Arlington will be rebuild four schools and add a competition football field and six competition softball fields after voters approved a $966 million bond on Tuesday.
The bond passed with 66.56% approval in unofficial results. More than 21,000 votes were cast.
Administrators do not expect to increase the tax rate for the bond.
The district plans to rebuild Carter Junior High, Berry Elementary, Thornton Elementary and Webb Elementary and close Roark and Knox elementary schools.
The schools the district will replace average 61 years old.
Money would also be used for renovations to accommodate state-mandated pre-kindergarten classes and to upgrade playgrounds, gymnasiums and athletic fields.
The upgrades to athletic fields include replacing the artificial turf on some fields and constructing the softball and football fields.
The nearly $1 billion bond is the largest the district has ever sent to voters, but surveyors and officials in the district said in August they expected the measure to be approved by voters.
District officials declined to comment until all votes had been counted.
Preparing for full-day pre-kindergarten, one of the biggest issues in the bond, was partially out of the hands of the district, officials said.
The district, which offers half-day pre-kindergarten, expects the early childhood offering to double the required classroom space.
Texas requires school districts offer pre-kindergarten to students who are economically disadvantaged, have limited English skills, are homeless, have a parent in the military or who was injured or killed in action, are in foster care or have a parent who has received the Star of Texas Award — a commendation for first-responders.
To make the district ready for the increase in enrollment, officials plan to renovate 75 classrooms. That number may change as the district gathers more information, such as updated enrollment estimates.
The state law requiring the switch to full-day pre-kindergarten took effect with the start of the fall semester, but Arlington has been granted extra time to make campuses ready.
The renovations are expected to cost around $44 million, but district officials said some of that money will also be used to update or replace 10 gymnasiums that don’t meet standards for space or construction.
The age of some facilities was another issue.
Campuses like Carter Junior High weren’t built with modern utilities or population in mind, said Kelly Horn, director of facilities for the district.
The school’s doorways, ramps and hallways are incompatible with the Americans with Disabilities Act. A nurse’s office, not much larger than a supply closet, has yellowed with age. In the library, students struggle with a slow internet connection — and that’s on the computers that have web access.
The schools to be rebuilt were built between 1955 and 1960. The general practice is to build campuses to last 50 years, Horn said.
The population of Arlington has gone from 44,775 in 1960 to 398,112, according to the U.S. Census Bureau. Horn said the planners in the district at the time the campuses were built did not anticipate such a large increase in the student body.
Avoiding problems in the future caused by planning today is one reason the bond includes money for a new high school football competition field.
New sports facilities in the Arlington school district, including that field, won’t actually be new.

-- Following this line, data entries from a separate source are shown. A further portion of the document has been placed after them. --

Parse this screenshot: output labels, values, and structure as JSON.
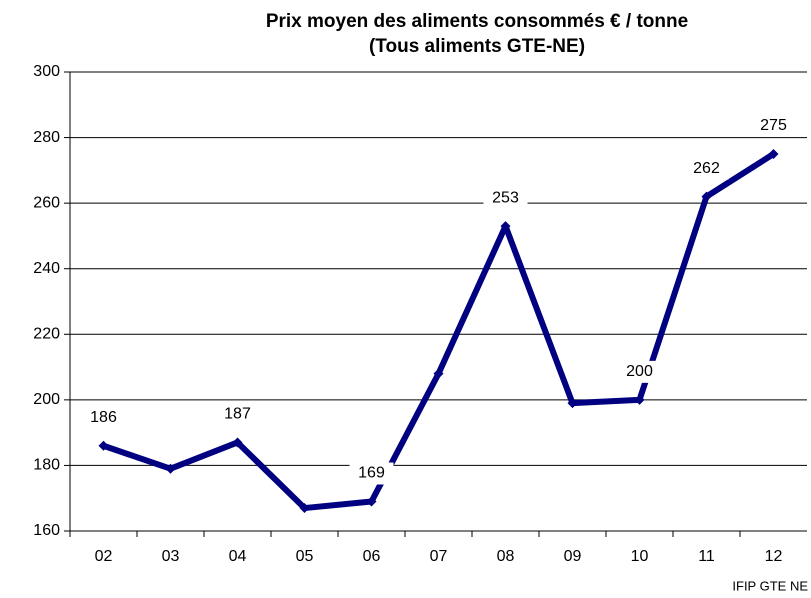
{
  "chart_data": {
    "type": "line",
    "title": [
      "Prix moyen des aliments consommés € / tonne",
      "(Tous aliments GTE-NE)"
    ],
    "source": "IFIP GTE NE",
    "categories": [
      "02",
      "03",
      "04",
      "05",
      "06",
      "07",
      "08",
      "09",
      "10",
      "11",
      "12"
    ],
    "series": [
      {
        "color": "#000080",
        "values": [
          186,
          179,
          187,
          167,
          169,
          208,
          253,
          199,
          200,
          262,
          275
        ],
        "value_labels": [
          "186",
          null,
          "187",
          null,
          "169",
          null,
          "253",
          null,
          "200",
          "262",
          "275"
        ]
      }
    ],
    "ylim": [
      160,
      300
    ],
    "yticks": [
      160,
      180,
      200,
      220,
      240,
      260,
      280,
      300
    ],
    "grid": true
  }
}
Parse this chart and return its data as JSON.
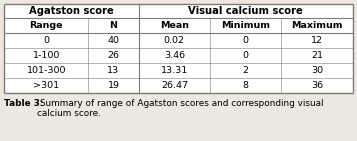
{
  "col_headers_row1": [
    "Agatston score",
    "Visual calcium score"
  ],
  "col_headers_row2": [
    "Range",
    "N",
    "Mean",
    "Minimum",
    "Maximum"
  ],
  "rows": [
    [
      "0",
      "40",
      "0.02",
      "0",
      "12"
    ],
    [
      "1-100",
      "26",
      "3.46",
      "0",
      "21"
    ],
    [
      "101-300",
      "13",
      "13.31",
      "2",
      "30"
    ],
    [
      ">301",
      "19",
      "26.47",
      "8",
      "36"
    ]
  ],
  "caption_bold": "Table 3:",
  "caption_normal": " Summary of range of Agatston scores and corresponding visual calcium score.",
  "bg_color": "#ece8df",
  "table_bg": "#ffffff",
  "border_color": "#7a7a7a",
  "text_color": "#000000",
  "figsize": [
    3.57,
    1.41
  ],
  "dpi": 100
}
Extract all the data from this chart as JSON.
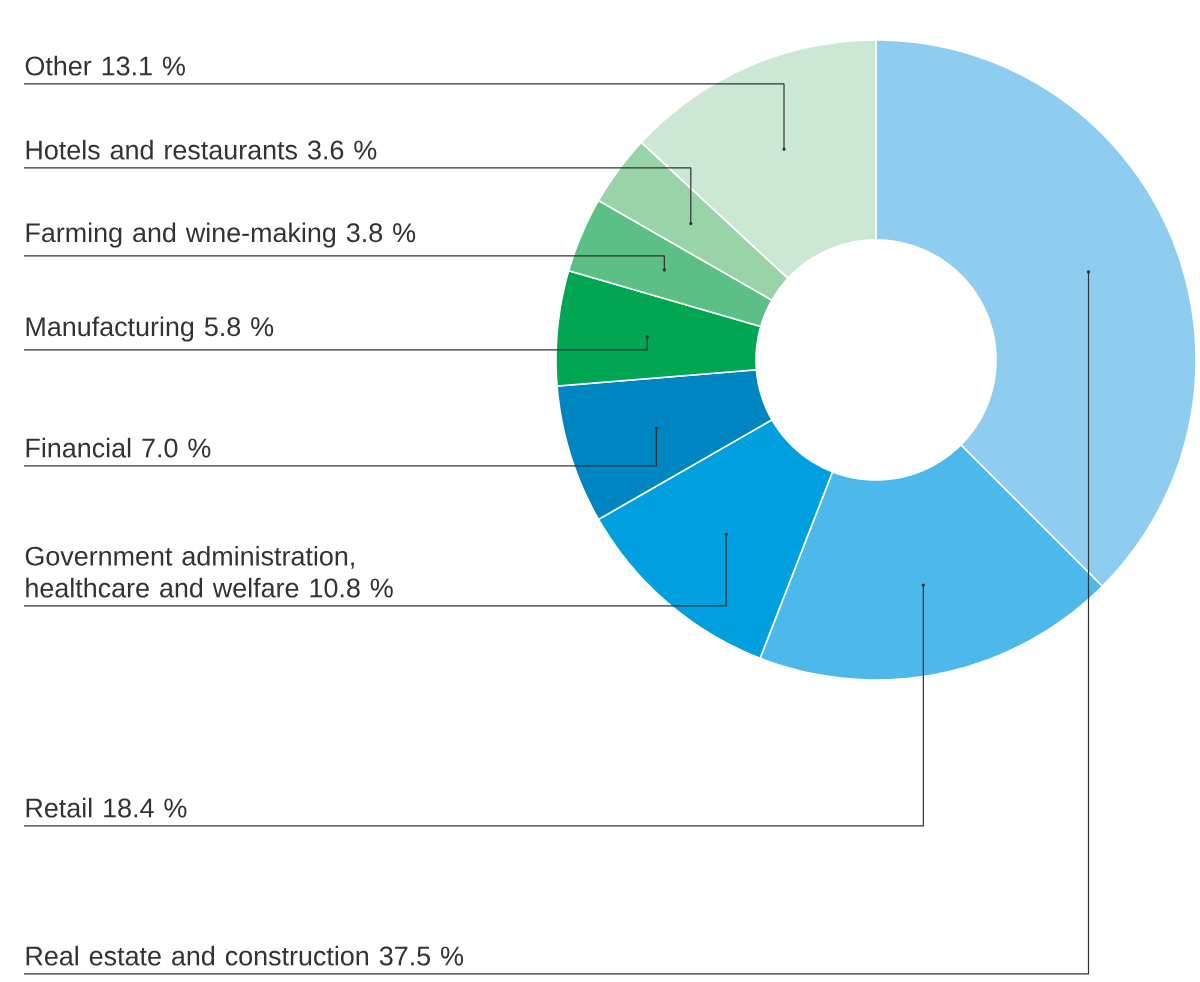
{
  "chart_data": {
    "type": "donut",
    "categories": [
      "Real estate and construction",
      "Retail",
      "Government administration, healthcare and welfare",
      "Financial",
      "Manufacturing",
      "Farming and wine-making",
      "Hotels and restaurants",
      "Other"
    ],
    "values": [
      37.5,
      18.4,
      10.8,
      7.0,
      5.8,
      3.8,
      3.6,
      13.1
    ],
    "value_labels": [
      "37.5 %",
      "18.4 %",
      "10.8 %",
      "7.0 %",
      "5.8 %",
      "3.8 %",
      "3.6 %",
      "13.1 %"
    ],
    "colors": [
      "#8fcdf0",
      "#4db8ea",
      "#00a0e0",
      "#0085c3",
      "#00a651",
      "#5cbf85",
      "#99d4a8",
      "#cce8d5"
    ]
  }
}
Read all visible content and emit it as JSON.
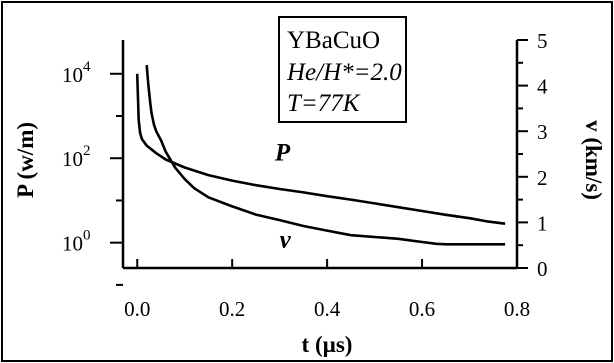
{
  "chart_data": {
    "type": "line",
    "info_box": {
      "line1": "YBaCuO",
      "line2": "He/H*=2.0",
      "line3": "T=77K"
    },
    "xlabel": "t (µs)",
    "ylabel_left": "P (w/m)",
    "ylabel_right": "v (km/s)",
    "xlim": [
      -0.03,
      0.8
    ],
    "xticks": [
      0.0,
      0.2,
      0.4,
      0.6,
      0.8
    ],
    "xtick_labels": [
      "0.0",
      "0.2",
      "0.4",
      "0.6",
      "0.8"
    ],
    "ylim_left_log10": [
      -0.6,
      4.8
    ],
    "ylim_left_scale": "log",
    "yticks_left_log10": [
      0,
      2,
      4
    ],
    "yticks_left_labels": [
      {
        "base": "10",
        "exp": "0"
      },
      {
        "base": "10",
        "exp": "2"
      },
      {
        "base": "10",
        "exp": "4"
      }
    ],
    "ylim_right": [
      0,
      5
    ],
    "yticks_right": [
      0,
      1,
      2,
      3,
      4,
      5
    ],
    "yticks_right_labels": [
      "0",
      "1",
      "2",
      "3",
      "4",
      "5"
    ],
    "series": [
      {
        "name": "P",
        "axis": "left",
        "log10_values": true,
        "x": [
          0.0,
          0.003,
          0.006,
          0.01,
          0.02,
          0.04,
          0.06,
          0.1,
          0.15,
          0.2,
          0.25,
          0.3,
          0.35,
          0.4,
          0.45,
          0.5,
          0.55,
          0.6,
          0.65,
          0.7,
          0.74,
          0.775
        ],
        "y": [
          4.0,
          2.9,
          2.6,
          2.45,
          2.3,
          2.12,
          1.97,
          1.78,
          1.6,
          1.47,
          1.36,
          1.27,
          1.19,
          1.1,
          1.02,
          0.93,
          0.84,
          0.75,
          0.66,
          0.58,
          0.5,
          0.45
        ]
      },
      {
        "name": "v",
        "axis": "right",
        "x": [
          0.02,
          0.023,
          0.027,
          0.03,
          0.035,
          0.04,
          0.05,
          0.06,
          0.08,
          0.1,
          0.12,
          0.15,
          0.2,
          0.25,
          0.3,
          0.35,
          0.4,
          0.45,
          0.5,
          0.55,
          0.6,
          0.63,
          0.65,
          0.7,
          0.775
        ],
        "y": [
          4.45,
          4.05,
          3.65,
          3.4,
          3.15,
          3.0,
          2.8,
          2.55,
          2.2,
          1.95,
          1.75,
          1.55,
          1.35,
          1.17,
          1.05,
          0.92,
          0.82,
          0.72,
          0.68,
          0.64,
          0.57,
          0.53,
          0.52,
          0.52,
          0.52
        ]
      }
    ],
    "curve_labels": {
      "P": "P",
      "v": "v"
    },
    "grid": false
  }
}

Eric White, athletics director for the district, said the plan is to renovate existing facilities, including the football practice field at Martin High School.
The district expects to devote $19 million — about 2% of the total bond package — to renovating a football practice field into a competition facility. Renovations to Cravens Field at Lamar High School and Wilemon Field at Sam Houston High School are anticipated to cost a combined $32.6 million.
Softball fields at all six high schools, which are also getting some attention in the bond, have a combined estimated cost of $6.96 million.
The district will need a new football field soon. Arlington students have used UTA’s football field in recent years, but the university has other plans for that property.
Jeff Carlton, director of communications and media relations for UTA, said Maverick Field, which the district rents, needs “significant improvements to maintain it as a viable venue in the years ahead.”
Carlton said the university hasn’t set in stone any plans for the future of the field.
Ryan Pierce, director of bond communications for the Arlington school district, said UTA is working with the district to provide a football venue until a new one can be arranged.